The coordinator of the group, Mona Arok, started attending a university course through her work with Mahapach-Taghir; in spite of huge opposition from her husband and family to stay in the home.

‘I realised that I’m raising five daughters. I realised they are the future in the community,’ she told me. ‘And if I go back now, [leave the university course] it will destroy them. So from them I took the energy to continue.’

She smiles broadly. ‘And now my husband came with me to the women’s protest in Tel Aviv. It’s amazing that I succeeded to do this change with him and with my family.’

When Mona began her work in the community there were seven women in the group; now there are more than forty.

‘I don’t decide alone,’ she said. ‘It’s important to talk to them as equals. Not from above, because women will think: you are living in your high palace and we are the poor people and you don’t really feel our pain, and what we need.’

‘I see a lot of leadership inside the women’, Mona continued. ‘I want them to decide the future of Mahapach. I want them to lead the work that I do here today.’

This excitement about learning is also evident while visiting Tamra, a mostly Arab town about an hours drive from Nazareth. I meet Suwad, who was given a scholarship – ‘like something gold’ – through Mahapach-Taghir.

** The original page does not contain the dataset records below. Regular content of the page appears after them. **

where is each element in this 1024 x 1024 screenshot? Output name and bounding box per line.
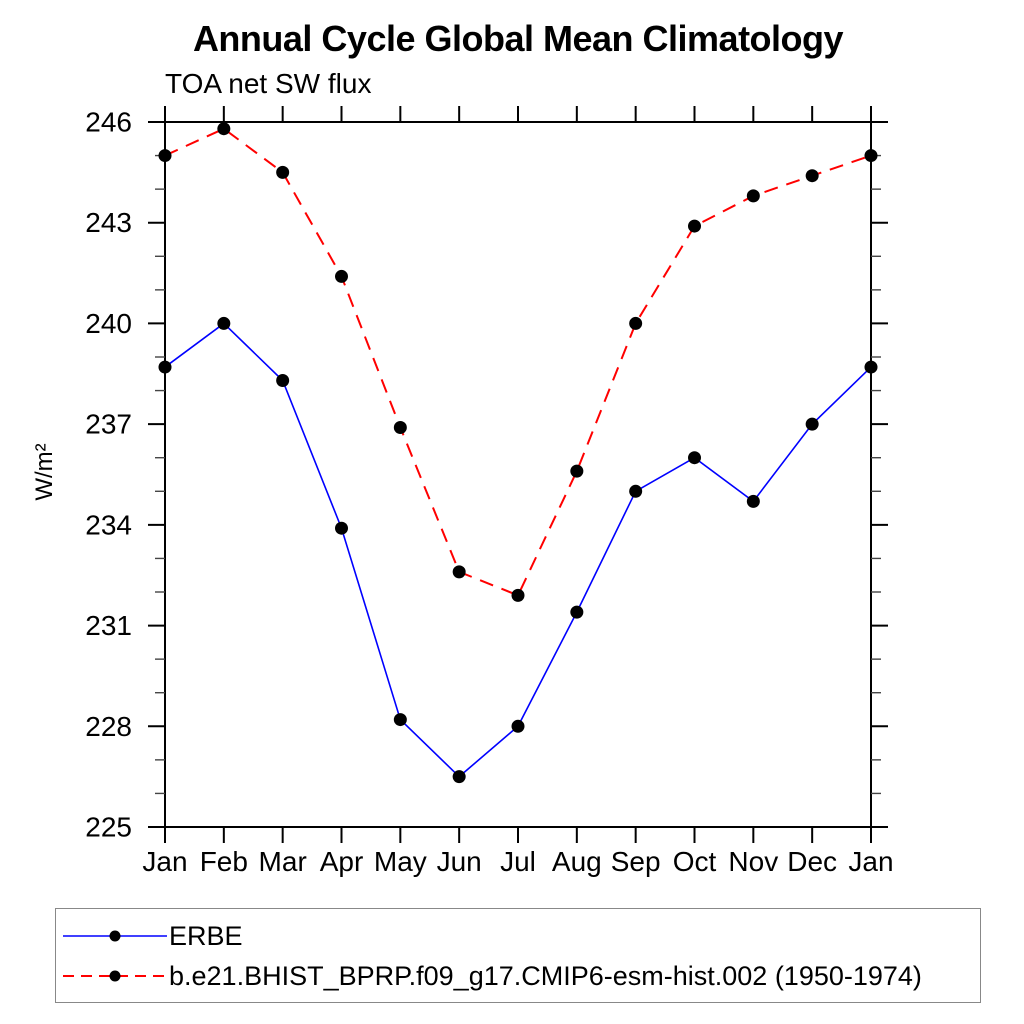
x-tick-label: May	[374, 846, 427, 877]
data-point-marker	[511, 719, 525, 733]
data-point-marker	[452, 770, 466, 784]
legend-box: ERBE b.e21.BHIST_BPRP.f09_g17.CMIP6-esm-…	[55, 908, 981, 1003]
x-tick-label: Nov	[728, 846, 778, 877]
data-point-marker	[805, 169, 819, 183]
data-point-marker	[864, 149, 878, 163]
chart-title: Annual Cycle Global Mean Climatology	[192, 18, 844, 59]
data-point-marker	[688, 219, 701, 233]
x-tick-label: Aug	[552, 846, 602, 877]
data-point-marker	[629, 316, 643, 330]
data-point-marker	[570, 605, 584, 619]
legend-entry-erbe: ERBE	[61, 919, 980, 953]
x-tick-label: Feb	[200, 846, 248, 877]
x-tick-label: Oct	[673, 846, 717, 877]
legend-label-cmip6: b.e21.BHIST_BPRP.f09_g17.CMIP6-esm-hist.…	[169, 960, 922, 991]
x-tick-label: Apr	[320, 846, 364, 877]
data-point-marker	[746, 189, 760, 203]
data-point-marker	[217, 316, 231, 330]
data-point-marker	[393, 421, 407, 434]
data-point-marker	[688, 451, 701, 465]
y-tick-label: 225	[85, 812, 132, 843]
data-point-marker	[158, 149, 172, 163]
chart-subtitle: TOA net SW flux	[165, 68, 372, 99]
data-point-marker	[335, 521, 348, 535]
x-tick-label: Jul	[500, 846, 536, 877]
y-tick-label: 240	[85, 308, 132, 339]
y-tick-label: 246	[85, 107, 132, 138]
x-tick-label: Sep	[611, 846, 661, 877]
legend-entry-cmip6: b.e21.BHIST_BPRP.f09_g17.CMIP6-esm-hist.…	[61, 959, 980, 993]
legend-dot-marker-icon	[109, 930, 121, 941]
y-tick-label: 234	[85, 509, 132, 540]
data-point-marker	[158, 360, 172, 374]
data-point-marker	[570, 464, 584, 478]
series-line-1	[164, 127, 872, 597]
x-tick-label: Jan	[142, 846, 187, 877]
x-tick-label: Mar	[259, 846, 307, 877]
y-tick-label: 231	[85, 610, 132, 641]
data-point-marker	[276, 165, 290, 179]
legend-label-erbe: ERBE	[169, 920, 243, 951]
data-point-marker	[864, 360, 878, 374]
data-point-marker	[805, 417, 819, 431]
legend-line-sample-dashed	[63, 970, 167, 981]
data-point-marker	[452, 565, 466, 579]
legend-line-sample-solid	[63, 930, 167, 941]
data-point-marker	[629, 484, 643, 498]
x-tick-label: Dec	[787, 846, 837, 877]
data-point-marker	[335, 269, 348, 283]
y-tick-label: 237	[85, 409, 132, 440]
x-tick-label: Jan	[848, 846, 893, 877]
data-point-marker	[746, 494, 760, 508]
y-tick-label: 228	[85, 711, 132, 742]
data-point-marker	[276, 374, 290, 387]
data-point-marker	[511, 588, 525, 602]
data-point-marker	[217, 122, 231, 136]
data-point-marker	[393, 713, 407, 727]
legend-dot-marker-icon	[109, 970, 121, 981]
x-tick-label: Jun	[437, 846, 482, 877]
series-line-0	[164, 322, 872, 778]
y-tick-label: 243	[85, 207, 132, 238]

‘This opportunity for learning changed my life,’ she said. ‘Now I am fifty-two years old, I think when I’m coming to the studying I feel like something was lost from me – and I found it.’

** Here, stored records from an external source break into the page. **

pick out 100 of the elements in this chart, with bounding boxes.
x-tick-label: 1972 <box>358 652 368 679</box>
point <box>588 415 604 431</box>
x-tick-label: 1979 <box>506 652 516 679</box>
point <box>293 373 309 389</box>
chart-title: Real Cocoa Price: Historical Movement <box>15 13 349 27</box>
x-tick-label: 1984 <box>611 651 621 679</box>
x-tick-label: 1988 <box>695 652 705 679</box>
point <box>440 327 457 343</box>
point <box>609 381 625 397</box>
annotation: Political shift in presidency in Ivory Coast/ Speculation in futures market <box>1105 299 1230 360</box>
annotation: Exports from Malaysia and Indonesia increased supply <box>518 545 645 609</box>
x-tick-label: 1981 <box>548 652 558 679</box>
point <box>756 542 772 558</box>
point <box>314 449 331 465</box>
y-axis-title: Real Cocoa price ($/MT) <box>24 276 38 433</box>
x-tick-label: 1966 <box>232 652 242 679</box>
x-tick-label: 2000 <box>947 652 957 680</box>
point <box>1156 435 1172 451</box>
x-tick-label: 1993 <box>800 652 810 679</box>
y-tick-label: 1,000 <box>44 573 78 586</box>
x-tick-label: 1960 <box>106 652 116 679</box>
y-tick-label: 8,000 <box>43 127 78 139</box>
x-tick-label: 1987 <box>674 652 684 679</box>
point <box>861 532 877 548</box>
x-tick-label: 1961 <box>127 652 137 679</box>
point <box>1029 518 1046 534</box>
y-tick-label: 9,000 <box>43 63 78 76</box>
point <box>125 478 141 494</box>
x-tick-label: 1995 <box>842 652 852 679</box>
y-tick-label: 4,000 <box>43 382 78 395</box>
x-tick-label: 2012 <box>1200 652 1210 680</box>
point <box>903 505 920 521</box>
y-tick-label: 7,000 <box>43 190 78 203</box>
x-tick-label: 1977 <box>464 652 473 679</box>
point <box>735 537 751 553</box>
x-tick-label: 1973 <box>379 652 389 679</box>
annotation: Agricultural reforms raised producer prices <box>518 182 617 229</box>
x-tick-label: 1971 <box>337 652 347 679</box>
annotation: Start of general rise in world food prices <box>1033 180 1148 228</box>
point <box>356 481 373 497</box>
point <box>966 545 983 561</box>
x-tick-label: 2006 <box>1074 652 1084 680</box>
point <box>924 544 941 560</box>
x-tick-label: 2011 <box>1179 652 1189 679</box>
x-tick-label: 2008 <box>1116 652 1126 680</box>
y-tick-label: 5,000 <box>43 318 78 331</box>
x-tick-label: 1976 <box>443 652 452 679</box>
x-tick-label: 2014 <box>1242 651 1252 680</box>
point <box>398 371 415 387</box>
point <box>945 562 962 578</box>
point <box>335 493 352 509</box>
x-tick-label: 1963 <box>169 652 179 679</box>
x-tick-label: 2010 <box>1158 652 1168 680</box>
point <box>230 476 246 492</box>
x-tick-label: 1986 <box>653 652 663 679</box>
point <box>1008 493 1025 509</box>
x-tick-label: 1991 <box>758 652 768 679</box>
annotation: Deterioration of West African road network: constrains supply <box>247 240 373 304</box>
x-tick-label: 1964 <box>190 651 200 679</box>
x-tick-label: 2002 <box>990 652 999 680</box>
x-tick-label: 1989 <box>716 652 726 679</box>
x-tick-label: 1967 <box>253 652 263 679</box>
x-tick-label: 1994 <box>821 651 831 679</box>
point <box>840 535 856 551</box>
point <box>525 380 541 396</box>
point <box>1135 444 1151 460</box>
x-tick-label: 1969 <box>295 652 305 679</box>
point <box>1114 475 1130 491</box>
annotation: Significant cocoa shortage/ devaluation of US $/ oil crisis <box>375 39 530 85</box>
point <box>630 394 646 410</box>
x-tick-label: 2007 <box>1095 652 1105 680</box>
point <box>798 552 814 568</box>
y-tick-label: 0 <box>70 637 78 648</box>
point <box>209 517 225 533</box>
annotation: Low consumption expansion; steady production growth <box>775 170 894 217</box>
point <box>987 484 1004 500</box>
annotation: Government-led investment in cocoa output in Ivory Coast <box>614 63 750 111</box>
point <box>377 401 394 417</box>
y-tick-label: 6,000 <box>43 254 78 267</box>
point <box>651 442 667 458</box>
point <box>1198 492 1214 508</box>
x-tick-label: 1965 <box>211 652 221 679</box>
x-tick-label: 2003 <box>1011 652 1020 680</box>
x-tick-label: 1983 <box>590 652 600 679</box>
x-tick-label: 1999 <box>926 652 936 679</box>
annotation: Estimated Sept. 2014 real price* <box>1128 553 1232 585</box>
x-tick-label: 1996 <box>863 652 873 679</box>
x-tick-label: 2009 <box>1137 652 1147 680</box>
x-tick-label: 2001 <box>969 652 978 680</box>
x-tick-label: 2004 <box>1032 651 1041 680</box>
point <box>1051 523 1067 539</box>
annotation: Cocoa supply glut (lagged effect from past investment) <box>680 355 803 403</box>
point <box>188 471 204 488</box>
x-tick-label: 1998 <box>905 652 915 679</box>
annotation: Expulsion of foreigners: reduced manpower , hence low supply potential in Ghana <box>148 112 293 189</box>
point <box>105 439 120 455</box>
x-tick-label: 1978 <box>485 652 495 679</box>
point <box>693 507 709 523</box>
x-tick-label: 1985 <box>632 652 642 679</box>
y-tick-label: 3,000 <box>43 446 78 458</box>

Another of the volunteer tutors, Nasreen Yassin, a young student at Haifa University, told me how working here helps her feel connected to her community.

‘I believe if I want to change something in the community I should begin with the children who surround me,’ she said.

Houria Abu Nimir, has prepared food for everyone. She’s a science teacher in the local school, and she tells me they can discuss political issues with the children in Mahapach-Taghir which they can’t do in the school.

‘We ask them what have you heard in the news, and give them the opportunity to say what they feel and think about it,’ Houria said. ‘It’s very important to understand your identity as a Palestinian who lives in Israel…and that you have enough time to talk to someone about it.’

Around 20% of Israeli’s are Palestinian, and while they have full voting rights and equal citizenship like any other Israeli, there are issues around racism and identity.

Lima Hajiah, is a young Palestinian student who volunteers in Yad Eliyahu – a mostly Jewish neighbourhood in Tel Aviv. She tells me how it’s important for her, as a Palestinian, to be here with the kids.

‘Most of the children might never have communicated with a Palestinian,’ she said. ‘This could be the first time for them to get to know each other as Jewish and Palestinian, and what this means to co-operate here together.’

Rachel, one of the mothers, is part of a new women’s group which is just setting up. They haven’t decided exactly what they’re going to focus on, and are in the early stages of brainstorming with each other.

‘I want my son to learn with me how to give back to the community,’ she tells me. ‘We want to see a change. We want to see improvement.’

Another mother, Tickva, said that meeting other women – whether Palestinian or Jewish, gives her new ideas.

‘If they share similar kind of problem,’ she said. ‘How they deal with that, what kind of solutions that they find…it’s interesting.’

The next day, in the Florentine neighbourhood of Tel Aviv I meet with Zehava Aknin and Dvora Levian, women in their sixties who’ve been volunteering for years in their community.

‘I work with religion people, not religion people. With women, kids, old people…with everyone,’ Zehava laughs.

Dana Zarif, the coordinator for this area translates for us, and she explains that the previous evening they’d a similar learning community in Florentine as in Yad Eliyahu where they help children with school work. ‘They also visit old people,’ she adds. ‘If I can help, I help,’ Dvora said. ‘It’s good for the heart.’

Devora also feels it’s important that the group is mixed.

‘They Arab want to live,’ she said. ‘We Jewish want to live, in not war, just peace. We want together speaking with each other – and meeting each other.’